Par conséquent, il serait peut-être judicieux que les programmes nationaux se concentrent davantage sur les petites entreprises, qui ne bénéficient guère des programmes internationaux.
Les grandes entreprises peuvent investir davantage que les PME
L’écart entre les PME et les grandes entreprises dans le domaine de l’innovation ne cesse de croître. Dans les grandes entreprises, on observe depuis 2009 une légère augmentation de la part des entreprises menant des activités de recherche et développement (R&D), tandis que, chez les PME, qui représentent plus de 99% des entreprises de Suisse, cette part n’a cessé de diminuer depuis 2000 (cf. G 2).
De même, la part des dépenses en R&D dans le chiffre d’affaires est deux fois plus élevée dans les grandes entreprises : l’intensité de recherche se situe en moyenne à 4,5%, alors qu’elle s’élève à 2,2% dans l’ensemble de l’économie et à 2,05% dans les PME. De même, la part du chiffre d’affaires revenant aux produits novateurs s’est fortement accrue dans les grandes entreprises au cours des dernières années, pour s’établir à un niveau supérieur à celui du reste de l’économie (41% contre 34,7%).
Innovation et numérisation de plus en plus liées
De nos jours, une entreprise novatrice de Suisse correspond à une entreprise qui améliore ses produits et les adapte aux évolutions (optimisation des processus de production, p. ex.), plutôt qu’à une entreprise qui lance des nouveautés sur le marché (produits ou services).
Comme la numérisation a des incidences dans tous les secteurs d’une entreprise et permet de nouveaux modèles d’organisation, les innovations et le degré de numérisation d’une entreprise sont souvent étroitement liés.
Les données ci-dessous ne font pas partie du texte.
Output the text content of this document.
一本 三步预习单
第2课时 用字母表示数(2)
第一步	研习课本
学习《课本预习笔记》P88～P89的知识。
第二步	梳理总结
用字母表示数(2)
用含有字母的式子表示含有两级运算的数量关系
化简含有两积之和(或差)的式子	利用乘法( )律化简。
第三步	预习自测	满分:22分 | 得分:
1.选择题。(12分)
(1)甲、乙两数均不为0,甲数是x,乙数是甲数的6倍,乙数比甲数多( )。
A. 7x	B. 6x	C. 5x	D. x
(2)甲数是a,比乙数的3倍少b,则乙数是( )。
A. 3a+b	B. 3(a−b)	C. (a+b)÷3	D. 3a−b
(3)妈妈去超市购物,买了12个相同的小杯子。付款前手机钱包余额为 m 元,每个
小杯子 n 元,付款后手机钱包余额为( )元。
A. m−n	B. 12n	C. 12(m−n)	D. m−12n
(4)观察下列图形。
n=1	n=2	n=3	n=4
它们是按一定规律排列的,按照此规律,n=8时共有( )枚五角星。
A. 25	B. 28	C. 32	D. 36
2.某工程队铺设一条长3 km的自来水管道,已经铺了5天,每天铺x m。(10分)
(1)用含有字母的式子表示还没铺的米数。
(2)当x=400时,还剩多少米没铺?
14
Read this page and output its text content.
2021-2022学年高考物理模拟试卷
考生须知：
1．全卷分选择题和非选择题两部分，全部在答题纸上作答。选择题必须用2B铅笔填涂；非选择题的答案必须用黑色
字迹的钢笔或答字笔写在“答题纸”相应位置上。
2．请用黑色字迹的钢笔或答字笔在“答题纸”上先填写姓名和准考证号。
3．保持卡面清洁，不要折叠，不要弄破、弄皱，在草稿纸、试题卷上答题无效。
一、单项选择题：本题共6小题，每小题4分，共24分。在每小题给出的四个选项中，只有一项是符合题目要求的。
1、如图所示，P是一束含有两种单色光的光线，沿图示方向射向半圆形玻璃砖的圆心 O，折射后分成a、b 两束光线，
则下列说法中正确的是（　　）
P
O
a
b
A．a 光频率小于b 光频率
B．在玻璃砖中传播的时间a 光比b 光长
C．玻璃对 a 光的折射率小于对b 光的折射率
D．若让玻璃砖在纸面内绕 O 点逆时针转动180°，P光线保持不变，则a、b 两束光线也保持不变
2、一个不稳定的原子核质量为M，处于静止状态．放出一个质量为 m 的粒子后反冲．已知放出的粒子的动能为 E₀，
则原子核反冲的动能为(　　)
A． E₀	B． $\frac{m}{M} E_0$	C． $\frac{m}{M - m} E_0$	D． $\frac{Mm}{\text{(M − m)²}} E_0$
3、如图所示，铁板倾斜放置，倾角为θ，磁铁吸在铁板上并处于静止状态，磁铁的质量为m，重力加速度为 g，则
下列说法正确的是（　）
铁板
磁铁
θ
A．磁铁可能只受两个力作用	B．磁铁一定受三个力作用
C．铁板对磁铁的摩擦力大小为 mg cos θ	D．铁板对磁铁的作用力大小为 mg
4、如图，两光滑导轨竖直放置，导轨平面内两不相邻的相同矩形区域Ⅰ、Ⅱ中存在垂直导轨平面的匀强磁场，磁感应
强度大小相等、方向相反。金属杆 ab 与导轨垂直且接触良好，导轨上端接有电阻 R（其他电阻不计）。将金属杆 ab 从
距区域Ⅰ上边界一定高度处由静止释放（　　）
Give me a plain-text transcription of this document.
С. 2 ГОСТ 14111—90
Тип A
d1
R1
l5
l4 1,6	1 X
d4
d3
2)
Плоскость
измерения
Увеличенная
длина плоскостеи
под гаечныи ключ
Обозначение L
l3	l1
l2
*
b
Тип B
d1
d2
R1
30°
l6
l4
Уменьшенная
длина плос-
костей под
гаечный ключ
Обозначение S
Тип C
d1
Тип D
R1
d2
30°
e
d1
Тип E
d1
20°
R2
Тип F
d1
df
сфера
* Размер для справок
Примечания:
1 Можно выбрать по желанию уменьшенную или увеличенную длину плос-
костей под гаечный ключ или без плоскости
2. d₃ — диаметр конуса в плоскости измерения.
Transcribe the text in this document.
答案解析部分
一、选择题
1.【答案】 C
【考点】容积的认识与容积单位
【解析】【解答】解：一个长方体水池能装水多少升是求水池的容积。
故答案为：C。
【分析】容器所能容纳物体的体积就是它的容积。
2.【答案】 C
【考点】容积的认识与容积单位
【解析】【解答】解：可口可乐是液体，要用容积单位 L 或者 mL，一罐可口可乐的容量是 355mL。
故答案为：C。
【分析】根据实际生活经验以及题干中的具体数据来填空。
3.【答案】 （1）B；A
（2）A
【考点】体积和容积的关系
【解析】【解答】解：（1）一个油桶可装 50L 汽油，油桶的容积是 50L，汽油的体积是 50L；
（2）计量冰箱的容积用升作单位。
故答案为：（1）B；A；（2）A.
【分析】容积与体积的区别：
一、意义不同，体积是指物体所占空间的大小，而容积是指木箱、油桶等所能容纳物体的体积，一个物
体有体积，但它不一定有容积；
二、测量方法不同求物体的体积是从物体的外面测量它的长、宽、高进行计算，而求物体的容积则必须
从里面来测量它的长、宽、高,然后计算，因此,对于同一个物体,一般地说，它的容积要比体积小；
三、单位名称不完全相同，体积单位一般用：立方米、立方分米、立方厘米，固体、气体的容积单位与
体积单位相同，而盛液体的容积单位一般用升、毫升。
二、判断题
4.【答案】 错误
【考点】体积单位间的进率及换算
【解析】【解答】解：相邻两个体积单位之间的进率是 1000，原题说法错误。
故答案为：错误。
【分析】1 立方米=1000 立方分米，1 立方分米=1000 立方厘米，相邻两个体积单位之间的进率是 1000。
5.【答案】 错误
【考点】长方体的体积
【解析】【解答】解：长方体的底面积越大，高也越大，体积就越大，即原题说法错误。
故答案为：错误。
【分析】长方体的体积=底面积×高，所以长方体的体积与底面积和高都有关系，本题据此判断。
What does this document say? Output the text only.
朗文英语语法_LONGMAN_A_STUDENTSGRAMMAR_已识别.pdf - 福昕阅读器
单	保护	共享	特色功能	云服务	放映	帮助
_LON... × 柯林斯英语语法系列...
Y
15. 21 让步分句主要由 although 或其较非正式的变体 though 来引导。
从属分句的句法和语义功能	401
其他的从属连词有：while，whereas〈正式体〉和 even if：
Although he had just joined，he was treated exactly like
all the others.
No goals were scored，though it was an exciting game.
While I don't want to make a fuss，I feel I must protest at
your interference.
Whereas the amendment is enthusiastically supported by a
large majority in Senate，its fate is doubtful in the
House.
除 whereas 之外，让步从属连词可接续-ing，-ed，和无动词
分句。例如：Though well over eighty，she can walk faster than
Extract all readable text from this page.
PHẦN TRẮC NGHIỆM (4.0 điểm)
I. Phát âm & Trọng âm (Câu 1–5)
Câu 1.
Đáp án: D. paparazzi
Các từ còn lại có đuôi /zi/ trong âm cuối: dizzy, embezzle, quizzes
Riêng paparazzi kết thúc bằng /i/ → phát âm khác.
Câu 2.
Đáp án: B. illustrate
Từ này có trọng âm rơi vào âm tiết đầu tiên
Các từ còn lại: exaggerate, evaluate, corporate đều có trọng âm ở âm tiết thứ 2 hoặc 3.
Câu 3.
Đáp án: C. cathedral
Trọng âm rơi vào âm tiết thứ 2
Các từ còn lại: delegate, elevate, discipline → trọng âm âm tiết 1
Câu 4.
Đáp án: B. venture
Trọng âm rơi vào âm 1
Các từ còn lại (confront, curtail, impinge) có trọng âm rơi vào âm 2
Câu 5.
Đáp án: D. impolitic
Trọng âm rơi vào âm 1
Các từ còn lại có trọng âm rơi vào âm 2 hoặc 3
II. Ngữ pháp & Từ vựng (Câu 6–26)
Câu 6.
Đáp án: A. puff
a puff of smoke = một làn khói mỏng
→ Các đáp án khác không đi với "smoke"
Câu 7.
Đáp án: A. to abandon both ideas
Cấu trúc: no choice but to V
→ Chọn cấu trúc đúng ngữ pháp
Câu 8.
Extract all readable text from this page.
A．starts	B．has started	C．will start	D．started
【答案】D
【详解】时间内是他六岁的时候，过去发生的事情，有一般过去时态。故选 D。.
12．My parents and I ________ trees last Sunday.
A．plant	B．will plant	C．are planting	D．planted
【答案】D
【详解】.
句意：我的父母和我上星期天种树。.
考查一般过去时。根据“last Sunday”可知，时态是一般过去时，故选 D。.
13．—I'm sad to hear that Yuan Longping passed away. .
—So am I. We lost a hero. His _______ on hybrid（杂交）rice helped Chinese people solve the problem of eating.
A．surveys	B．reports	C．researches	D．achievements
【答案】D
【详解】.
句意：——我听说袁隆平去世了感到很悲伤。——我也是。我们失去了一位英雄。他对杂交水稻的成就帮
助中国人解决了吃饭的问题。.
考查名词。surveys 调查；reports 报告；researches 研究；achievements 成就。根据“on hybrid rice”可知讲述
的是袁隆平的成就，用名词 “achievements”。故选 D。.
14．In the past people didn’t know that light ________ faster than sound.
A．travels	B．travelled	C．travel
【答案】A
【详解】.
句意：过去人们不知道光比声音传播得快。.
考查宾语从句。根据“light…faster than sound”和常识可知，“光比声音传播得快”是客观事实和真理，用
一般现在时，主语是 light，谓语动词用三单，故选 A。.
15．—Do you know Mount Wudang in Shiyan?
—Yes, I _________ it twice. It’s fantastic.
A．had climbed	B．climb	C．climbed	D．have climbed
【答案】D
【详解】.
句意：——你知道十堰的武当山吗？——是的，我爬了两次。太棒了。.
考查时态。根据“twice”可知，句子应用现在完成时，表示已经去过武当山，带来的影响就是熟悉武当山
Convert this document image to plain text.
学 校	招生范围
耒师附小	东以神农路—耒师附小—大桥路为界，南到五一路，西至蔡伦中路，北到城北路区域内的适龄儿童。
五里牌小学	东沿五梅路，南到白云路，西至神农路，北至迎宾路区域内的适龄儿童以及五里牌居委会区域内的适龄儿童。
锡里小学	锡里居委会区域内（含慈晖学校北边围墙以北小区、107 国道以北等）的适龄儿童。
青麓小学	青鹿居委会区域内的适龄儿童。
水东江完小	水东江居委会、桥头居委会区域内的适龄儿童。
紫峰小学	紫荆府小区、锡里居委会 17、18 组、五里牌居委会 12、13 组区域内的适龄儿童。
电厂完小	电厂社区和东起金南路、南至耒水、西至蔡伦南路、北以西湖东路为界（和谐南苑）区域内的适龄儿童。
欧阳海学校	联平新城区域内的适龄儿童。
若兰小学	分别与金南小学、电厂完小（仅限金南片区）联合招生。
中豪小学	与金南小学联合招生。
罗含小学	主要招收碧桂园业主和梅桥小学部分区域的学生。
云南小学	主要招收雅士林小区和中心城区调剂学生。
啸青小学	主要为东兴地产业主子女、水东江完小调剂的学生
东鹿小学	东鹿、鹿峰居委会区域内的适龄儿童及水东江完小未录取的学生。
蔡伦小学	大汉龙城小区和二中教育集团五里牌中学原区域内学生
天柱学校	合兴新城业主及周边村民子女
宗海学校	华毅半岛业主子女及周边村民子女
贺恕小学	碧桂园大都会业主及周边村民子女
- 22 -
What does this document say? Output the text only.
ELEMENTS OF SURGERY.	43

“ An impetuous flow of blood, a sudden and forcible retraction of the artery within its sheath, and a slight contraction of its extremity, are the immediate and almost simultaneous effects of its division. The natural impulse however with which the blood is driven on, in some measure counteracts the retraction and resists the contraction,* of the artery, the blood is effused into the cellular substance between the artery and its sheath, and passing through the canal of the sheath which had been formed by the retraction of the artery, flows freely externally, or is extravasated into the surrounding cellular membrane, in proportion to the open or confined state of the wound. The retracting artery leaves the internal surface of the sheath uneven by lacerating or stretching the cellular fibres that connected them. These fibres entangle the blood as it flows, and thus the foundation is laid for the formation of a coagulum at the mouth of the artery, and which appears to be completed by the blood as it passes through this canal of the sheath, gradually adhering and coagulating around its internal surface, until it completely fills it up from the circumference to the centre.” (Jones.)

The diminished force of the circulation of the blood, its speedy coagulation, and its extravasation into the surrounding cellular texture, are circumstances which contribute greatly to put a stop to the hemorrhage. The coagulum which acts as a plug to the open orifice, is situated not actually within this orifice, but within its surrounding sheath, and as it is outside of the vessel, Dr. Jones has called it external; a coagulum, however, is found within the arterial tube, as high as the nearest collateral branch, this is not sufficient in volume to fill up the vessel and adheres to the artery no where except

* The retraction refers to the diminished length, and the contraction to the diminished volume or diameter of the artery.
L’analyse des investissements effectués dans les technologies d’information et de communication (TIC) permet de déterminer le degré de numérisation. Durant la période 2014-2016, les entreprises suisses ont investi en moyenne près de 300 000 francs en TIC (matériels et logiciels). Les grandes entreprises n’investissent pas seulement en valeur absolue dans les TIC, elles présentent également une part d’investissement plus élevée dans ce domaine (par rapport aux investissements bruts) que celle des autres entreprises (>20% contre 16% des entreprises de 50-259 salariés et 15% chez les plus petites; cf. G 3). Il en va de même pour les services.